Master Corporal Collin Ryan Fitzgerald, MMV is a Canadian soldier who was among the first recipients of the Medal of Military Valour, a Canadian military decoration, in recognition of actions under enemy fire in Afghanistan. He belonged to Princess Patricia's Canadian Light Infantry.

The citation reads:

Master Corporal Collin Ryan Fitzgerald, M.M.V.

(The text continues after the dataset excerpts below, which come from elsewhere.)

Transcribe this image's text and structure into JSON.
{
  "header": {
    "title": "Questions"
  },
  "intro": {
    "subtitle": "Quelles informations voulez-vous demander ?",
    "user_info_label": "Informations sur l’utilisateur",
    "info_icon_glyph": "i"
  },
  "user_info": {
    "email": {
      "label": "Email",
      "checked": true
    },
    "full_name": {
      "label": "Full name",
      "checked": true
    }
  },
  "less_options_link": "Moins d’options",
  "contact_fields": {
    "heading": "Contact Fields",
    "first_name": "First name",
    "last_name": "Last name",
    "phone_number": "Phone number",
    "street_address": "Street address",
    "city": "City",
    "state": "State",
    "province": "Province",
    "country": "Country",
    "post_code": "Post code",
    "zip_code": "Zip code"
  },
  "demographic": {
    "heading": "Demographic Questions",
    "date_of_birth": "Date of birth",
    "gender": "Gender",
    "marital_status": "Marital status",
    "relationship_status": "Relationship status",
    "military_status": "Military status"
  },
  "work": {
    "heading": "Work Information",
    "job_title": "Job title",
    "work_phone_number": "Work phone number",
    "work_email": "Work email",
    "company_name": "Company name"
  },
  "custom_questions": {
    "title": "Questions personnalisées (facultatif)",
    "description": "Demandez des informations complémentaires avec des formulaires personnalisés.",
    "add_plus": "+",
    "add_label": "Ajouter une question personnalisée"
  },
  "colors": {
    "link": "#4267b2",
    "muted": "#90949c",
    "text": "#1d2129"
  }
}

Shilo, Manitoba, and Morrisburg, Ontario

Medal of Military Valour

Master Corporal Fitzgerald deployed with 5 Platoon, B Company, 1 PPCLI Battle Group in Afghanistan. He is recognized for outstanding selfless and valiant actions carried out on May 24, 2006, during an ongoing enemy ambush involving intense, highly accurate enemy fire. Master Corporal Fitzgerald repeatedly exposed himself to enemy fire by entering and re-entering a burning platoon vehicle and successfully driving it off the roadway, permitting the remaining vehicles trapped in the enemy zone to break free. Master Corporal Fitzgerald's courageous and completely selfless and heroic actions were instrumental to his platoon's successful egress and undoubtedly contributed to saving the lives of his fellow platoon members.